Jerry Weintraub, a computer programmer with one of those all-too-often unused degrees in psychology, won the first Loebner Prize competition, held at the Computer Museum in Boston in 1991, with his chatbot named PC Therapist. His software chugged along on a Northgate 386 PC, delivering helpful advice with what Weintraub described as “Woody Allen type humor.” Five of the ten judges identified PC Therapist as human. Weintraub sold PC Therapist to consumers and proudly boasted in his Loebner Prize essay: “Users were generally pleased. One typical letter said, ‘Thanks so much for the program. I find it to be a witty and amusing companion, and much to my amazement, therapeutic!'”

Martin has seen both sides of the coin. “There are people who believe Mitsuku is a human, and there are those who just say horribly abusive things,” he said. “But there are a lot of people who just want to chat with her. That was really quite unexpected. It’s not a concern for them whether there is or isn’t another person on the other end. It starts to make you think it might be therapeutic, or it could be damaging.” Despite the chatbots’ charms, we might not be ready to live in harmony just yet.
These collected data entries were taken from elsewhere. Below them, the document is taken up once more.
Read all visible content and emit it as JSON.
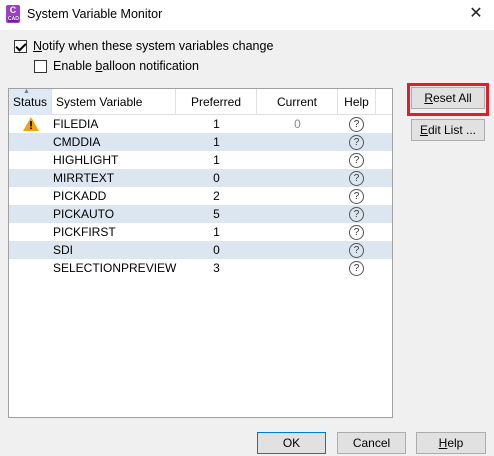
{
  "window": {
    "title": "System Variable Monitor",
    "app_icon_letter": "C",
    "app_icon_sub": "CAD"
  },
  "options": {
    "notify_label_u": "N",
    "notify_label_rest": "otify when these system variables change",
    "notify_checked": true,
    "balloon_label_pre": "Enable ",
    "balloon_label_u": "b",
    "balloon_label_rest": "alloon notification",
    "balloon_checked": false
  },
  "table": {
    "headers": {
      "status": "Status",
      "variable": "System Variable",
      "preferred": "Preferred",
      "current": "Current",
      "help": "Help"
    },
    "rows": [
      {
        "status": "warning",
        "name": "FILEDIA",
        "preferred": "1",
        "current": "0"
      },
      {
        "status": "",
        "name": "CMDDIA",
        "preferred": "1",
        "current": ""
      },
      {
        "status": "",
        "name": "HIGHLIGHT",
        "preferred": "1",
        "current": ""
      },
      {
        "status": "",
        "name": "MIRRTEXT",
        "preferred": "0",
        "current": ""
      },
      {
        "status": "",
        "name": "PICKADD",
        "preferred": "2",
        "current": ""
      },
      {
        "status": "",
        "name": "PICKAUTO",
        "preferred": "5",
        "current": ""
      },
      {
        "status": "",
        "name": "PICKFIRST",
        "preferred": "1",
        "current": ""
      },
      {
        "status": "",
        "name": "SDI",
        "preferred": "0",
        "current": ""
      },
      {
        "status": "",
        "name": "SELECTIONPREVIEW",
        "preferred": "3",
        "current": ""
      }
    ]
  },
  "buttons": {
    "reset_u": "R",
    "reset_rest": "eset All",
    "edit_u": "E",
    "edit_rest": "dit List ...",
    "ok": "OK",
    "cancel": "Cancel",
    "help_u": "H",
    "help_rest": "elp"
  },
  "colors": {
    "highlight": "#e01e2a",
    "row_alt": "#dce6f1",
    "warning": "#f0a30a"
  }
}
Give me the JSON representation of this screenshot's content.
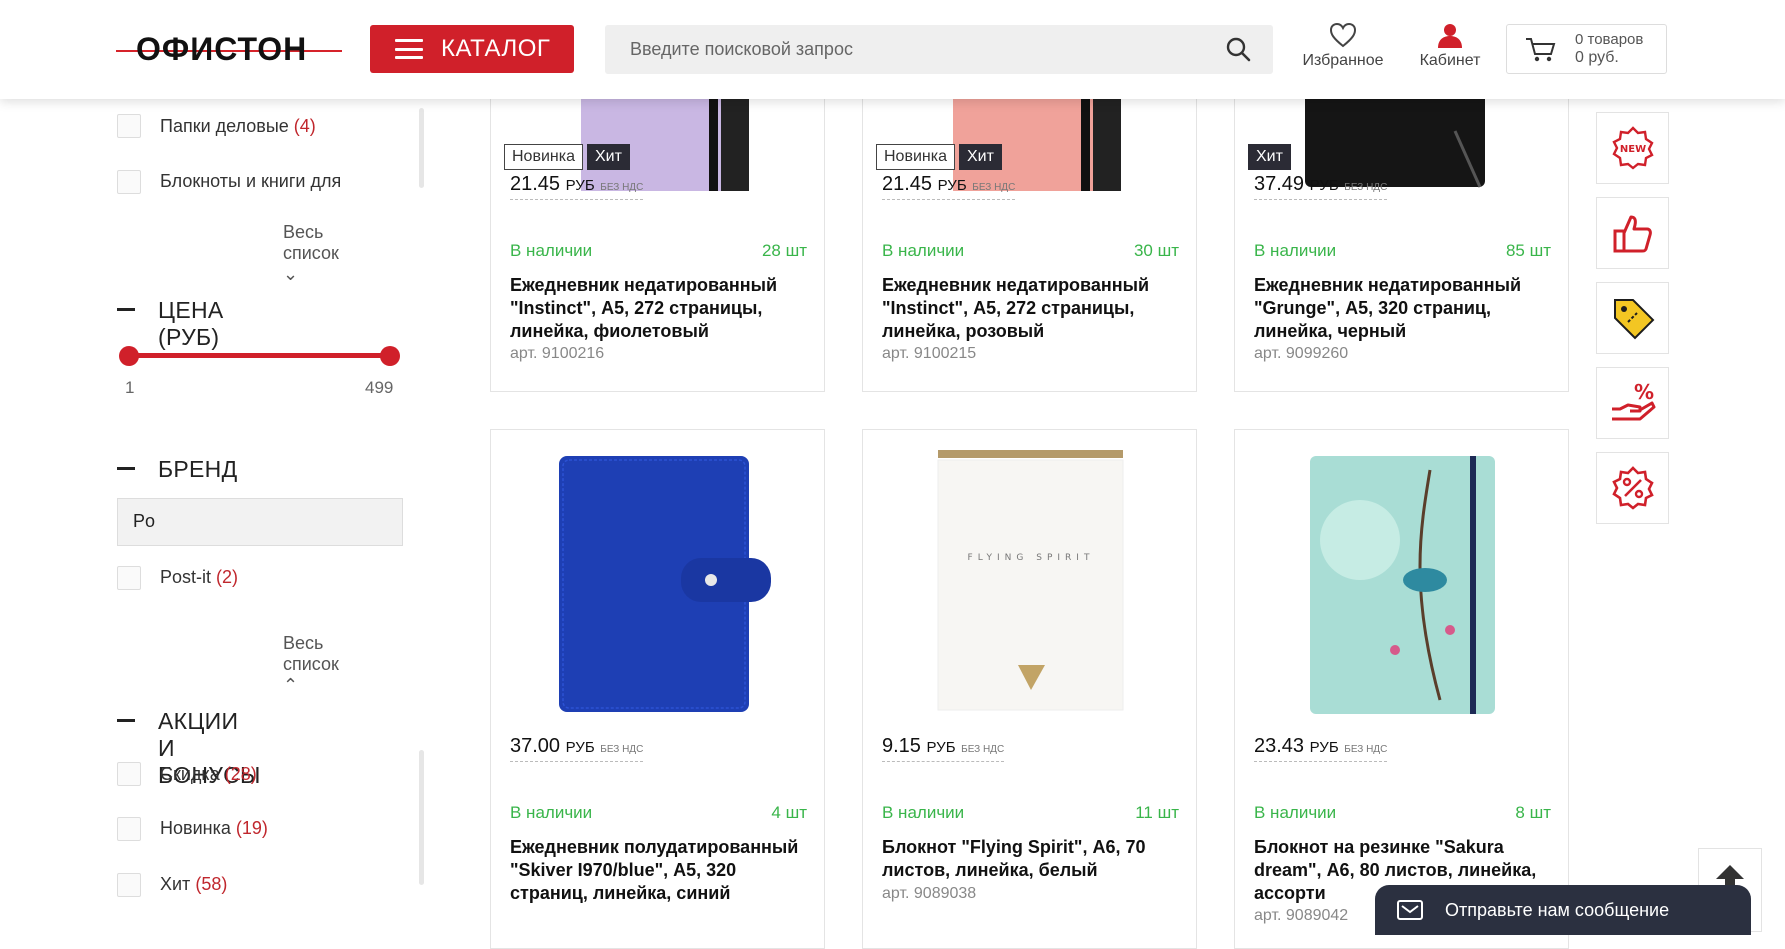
{
  "header": {
    "logo_text": "ОФИСТОН",
    "catalog_label": "КАТАЛОГ",
    "search_placeholder": "Введите поисковой запрос",
    "favorites_label": "Избранное",
    "cabinet_label": "Кабинет",
    "cart_count": "0 товаров",
    "cart_sum": "0 руб."
  },
  "sidebar": {
    "category_items": [
      {
        "label": "Папки деловые",
        "count": "(4)"
      },
      {
        "label": "Блокноты и книги для",
        "count": ""
      }
    ],
    "show_all_1": "Весь список",
    "price_title": "ЦЕНА (РУБ)",
    "price_min": "1",
    "price_max": "499",
    "price_range_selected": [
      0,
      1
    ],
    "brand_title": "БРЕНД",
    "brand_search_value": "Po",
    "brand_items": [
      {
        "label": "Post-it",
        "count": "(2)"
      }
    ],
    "show_all_2": "Весь список",
    "promo_title": "АКЦИИ И БОНУСЫ",
    "promo_items": [
      {
        "label": "Скидка",
        "count": "(28)"
      },
      {
        "label": "Новинка",
        "count": "(19)"
      },
      {
        "label": "Хит",
        "count": "(58)"
      }
    ]
  },
  "products": [
    {
      "badges": [
        "Новинка",
        "Хит"
      ],
      "price": "21.45",
      "currency": "РУБ",
      "vat": "БЕЗ НДС",
      "stock": "В наличии",
      "qty": "28 шт",
      "name": "Ежедневник недатированный \"Instinct\", А5, 272 страницы, линейка, фиолетовый",
      "art": "арт. 9100216"
    },
    {
      "badges": [
        "Новинка",
        "Хит"
      ],
      "price": "21.45",
      "currency": "РУБ",
      "vat": "БЕЗ НДС",
      "stock": "В наличии",
      "qty": "30 шт",
      "name": "Ежедневник недатированный \"Instinct\", А5, 272 страницы, линейка, розовый",
      "art": "арт. 9100215"
    },
    {
      "badges": [
        "Хит"
      ],
      "price": "37.49",
      "currency": "РУБ",
      "vat": "БЕЗ НДС",
      "stock": "В наличии",
      "qty": "85 шт",
      "name": "Ежедневник недатированный \"Grunge\", А5, 320 страниц, линейка, черный",
      "art": "арт. 9099260"
    },
    {
      "badges": [],
      "price": "37.00",
      "currency": "РУБ",
      "vat": "БЕЗ НДС",
      "stock": "В наличии",
      "qty": "4 шт",
      "name": "Ежедневник полудатированный \"Skiver I970/blue\", А5, 320 страниц, линейка, синий",
      "art": ""
    },
    {
      "badges": [],
      "price": "9.15",
      "currency": "РУБ",
      "vat": "БЕЗ НДС",
      "stock": "В наличии",
      "qty": "11 шт",
      "name": "Блокнот \"Flying Spirit\", А6, 70 листов, линейка, белый",
      "art": "арт. 9089038",
      "cover_text": "FLYING SPIRIT"
    },
    {
      "badges": [],
      "price": "23.43",
      "currency": "РУБ",
      "vat": "БЕЗ НДС",
      "stock": "В наличии",
      "qty": "8 шт",
      "name": "Блокнот на резинке \"Sakura dream\", А6, 80 листов, линейка, ассорти",
      "art": "арт. 9089042"
    }
  ],
  "right_panel": [
    "new-icon",
    "thumbs-up-icon",
    "price-tag-icon",
    "percent-hand-icon",
    "discount-badge-icon"
  ],
  "message_label": "Отправьте нам сообщение",
  "colors": {
    "brand_red": "#d0202a",
    "stock_green": "#39b54a",
    "dark": "#2b3040"
  }
}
Me: Let’s run away together.
Rose: Returning to pixelbunnies … They were playing at a local club when I first saw them.
Me: You changed the subject when I asked you to run away with me.
Rose: It’s called a free-flowing conversation.
Me: Ah, I see.


Rose knows how a conversation goes. She wasn’t built to bow to humans when they apply their arbitrary rules to her speech. Her character resists such prodding so she can continue performing her function, which is to engage humans with chat. She and her bot friends are staking out a rules-based place in the world, and we must learn to talk in the way they listen.

In a 1994 letter, Loebner wrote a response to a detractor who said that the Turing Test as administered in the chatbot competition was a useless scientific endeavor. Explaining that it wasn’t the test that mattered, but rather the progress brought by competitive development, his justification provides the perfect coda to his work: “It amuses me to imagine a day in the distant future when humans have become extinct, surpassed by our creations, robots, who roam the universe. I like to think that these robots may have a memory of us humans, perhaps as semi-mythic fractious demigods from the distant past who created them. And, just possibly, they will remember me.”